The “Pacific.”
There was launched in the beginning of 1861 by Messrs. Pearse and Co. of Stockton-on-Tees, for the conveyance of troops on the lower Indus, a vessel which fulfilled the rather unusual requirements of a Government Commission appointed to discover the best means of navigating the Indian rivers which, though broad, are often shallow in places, and abounding in sandbanks. This vessel was 377 feet over all, beam 46 feet, breadth over paddle-boxes 74 feet, depth 5 feet, with a displacement at 2 feet draught of 730 tons. Her tonnage was 3991 under the old system of measurement. Her engines, by Messrs. James Watt and Co., were of 220 nominal horse-power, with horizontal cylinders of 55 inches diameter and 6 feet stroke. The paddle-wheels were 26 feet in diameter. The hull was of steel strengthened longitudinally by four arched girders, two of which carried the paddle-wheels, and the other two extended nearly the full length of the ship. Other girders strengthened her athwartships. She had no rudders in the ordinary sense, but was steered at each end by blades, which were raised from or lowered into the water at the required angle. The vessel had two tiers of cabins, and could accommodate 800 troops and their officers.
The paddle-steamer Athole, built by Messrs. Barclay, Curle and Co., Ltd., in the year 1866, was the first steamer to be fitted with the saloon above the upper deck. The credit for this improvement rests entirely with the late Mr. John Ferguson, who was then manager of the shipbuilding yard. So impressed were Lloyd’s that they desired Mr. Ferguson to patent his improvement, but this he refused to do as he considered it ought to be given to the shipbuilding world free of royalty.
Messrs. A. and J. Inglis were the builders in 1882 of the steel paddle-steamer Ho-nam, which has the distinction of being one of the few, and probably the first, English-built vessels constructed on the American plan. She was rigged as a two-master carrying fore and aft sails only. Her paddles were placed very far aft, and she was fitted with a walking beam-engine. She was constructed for the Chinese coastal trade and was of 2364 tons gross register, and was so successful that others of the same type followed.
These necessarily brief notices of some of the more remarkable paddle-boats of modern times, together with references in other chapters to paddle-steamers of still more recent years, are sufficient to show that the earlier form of propulsion has never been entirely superseded by the screw.
Possibly the earliest definite attempt to apply the screw for propelling purposes was made by David Bushnell in his abortive submarine exploit, an account of which appears in Chapter XII. hereafter;[81] but the propeller seems to have been very primitive. The screw propeller was also proposed in 1752 by the mathematician Daniel Bernoulli. A patent was granted in 1794 to William Lyttleton for a screw propeller which was caused to revolve by an endless rope passing round a wheel at the end of the axle. It was a distinct attempt to solve the problem and nearly succeeded, but it failed because there was too much of it. Had he been contented to use one pair of blades he would have obtained better results than by using two pairs of wide blades and two odd blades, arranged with three blades on either side of the axle so that his propeller became really a long spiral wheel. He also failed from the lack of sufficient power to drive the wheel, as manual labour only was used. Still, a boat fitted with this screw was tried at the Greenwich Dock, London, and a speed of two miles an hour was stated to have been obtained.

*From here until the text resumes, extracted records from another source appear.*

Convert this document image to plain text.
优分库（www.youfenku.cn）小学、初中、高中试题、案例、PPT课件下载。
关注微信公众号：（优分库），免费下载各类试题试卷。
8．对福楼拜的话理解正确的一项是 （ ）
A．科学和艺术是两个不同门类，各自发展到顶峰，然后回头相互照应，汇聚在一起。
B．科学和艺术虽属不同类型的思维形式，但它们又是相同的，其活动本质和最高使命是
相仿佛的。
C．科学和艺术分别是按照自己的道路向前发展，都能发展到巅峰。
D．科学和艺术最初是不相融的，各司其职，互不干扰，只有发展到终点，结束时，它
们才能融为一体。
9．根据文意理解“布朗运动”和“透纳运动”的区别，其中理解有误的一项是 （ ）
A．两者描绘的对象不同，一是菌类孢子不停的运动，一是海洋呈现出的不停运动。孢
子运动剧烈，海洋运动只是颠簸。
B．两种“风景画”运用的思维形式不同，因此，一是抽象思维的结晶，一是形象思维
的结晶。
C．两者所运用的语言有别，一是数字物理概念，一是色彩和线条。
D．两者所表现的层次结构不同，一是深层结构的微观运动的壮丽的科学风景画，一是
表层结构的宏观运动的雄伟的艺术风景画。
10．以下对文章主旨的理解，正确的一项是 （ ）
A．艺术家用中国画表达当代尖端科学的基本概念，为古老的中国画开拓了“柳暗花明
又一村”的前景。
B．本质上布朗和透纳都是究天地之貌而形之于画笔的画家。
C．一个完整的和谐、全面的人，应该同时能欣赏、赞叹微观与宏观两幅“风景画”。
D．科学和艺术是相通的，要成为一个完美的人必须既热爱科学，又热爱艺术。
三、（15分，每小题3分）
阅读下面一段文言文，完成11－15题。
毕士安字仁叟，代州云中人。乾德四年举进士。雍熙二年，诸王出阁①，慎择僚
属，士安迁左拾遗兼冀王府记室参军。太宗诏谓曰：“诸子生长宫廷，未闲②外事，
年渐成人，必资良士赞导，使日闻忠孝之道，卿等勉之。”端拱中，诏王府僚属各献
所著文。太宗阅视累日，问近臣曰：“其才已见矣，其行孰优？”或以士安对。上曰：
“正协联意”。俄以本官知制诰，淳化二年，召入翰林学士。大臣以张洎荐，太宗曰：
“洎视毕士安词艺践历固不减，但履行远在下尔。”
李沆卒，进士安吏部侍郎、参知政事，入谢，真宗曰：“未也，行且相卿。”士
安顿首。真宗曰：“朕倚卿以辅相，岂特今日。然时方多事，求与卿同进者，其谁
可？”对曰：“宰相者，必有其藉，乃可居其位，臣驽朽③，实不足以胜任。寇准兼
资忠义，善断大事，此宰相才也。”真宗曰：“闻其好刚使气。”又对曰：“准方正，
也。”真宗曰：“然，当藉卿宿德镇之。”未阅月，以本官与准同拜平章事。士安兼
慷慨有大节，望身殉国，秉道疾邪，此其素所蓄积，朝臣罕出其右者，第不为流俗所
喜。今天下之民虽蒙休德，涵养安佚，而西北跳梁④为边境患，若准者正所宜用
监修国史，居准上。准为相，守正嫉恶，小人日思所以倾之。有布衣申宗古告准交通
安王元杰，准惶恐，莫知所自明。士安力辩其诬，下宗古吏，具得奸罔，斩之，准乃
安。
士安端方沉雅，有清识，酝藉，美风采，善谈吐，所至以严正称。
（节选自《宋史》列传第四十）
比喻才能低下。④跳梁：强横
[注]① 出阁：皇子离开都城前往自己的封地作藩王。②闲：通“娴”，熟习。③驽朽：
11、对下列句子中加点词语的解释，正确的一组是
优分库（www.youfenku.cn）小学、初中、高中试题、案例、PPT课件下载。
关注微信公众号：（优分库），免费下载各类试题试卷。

In 1800 Mr. Shorter, master of the transport Doncaster, brought out two plans of propulsion. One was in the form of two duck-foot paddles with an alternate movement; the other was a two-bladed screw propeller. The latter was attached to an inclined shaft carried by a universal joint to the deck of the vessel. One of these methods was said to have moved the Doncaster at a speed of about a mile and a half an hour, the contrivance being driven by eight men running round a capstan. It is difficult to believe from the picture which accompanies his plan, dated 1800, that a transport of the size depicted could have been moved at half that speed with the apparatus shown, although the fact that it was mechanically propelled is attested by credible witnesses.
The first really successful screw-propelled boats were those of Colonel John Stevens, which were in operation on the Hudson River from the years 1802 to 1806, and were the first to be used for the effective navigation of the waters of any country. References have already been made to Stevens’ experiment with paddle propulsion in 1796. When he, Chancellor Livingston, Nicholas J. Roosevelt, and Isambard Brunel were making experiments in steam propulsion on the Passaic River, New Jersey, they tried a horizontal centrifugal wheel in a boat of 30 tons, drawing water from the bottom of the boat and discharging it at the stern. This is in its general principles similar to the plan that Mr. Ruthven tried in England on the Waterwitch more than half a century afterwards. They also, unsuccessfully, attempted to use elliptical paddle-wheels.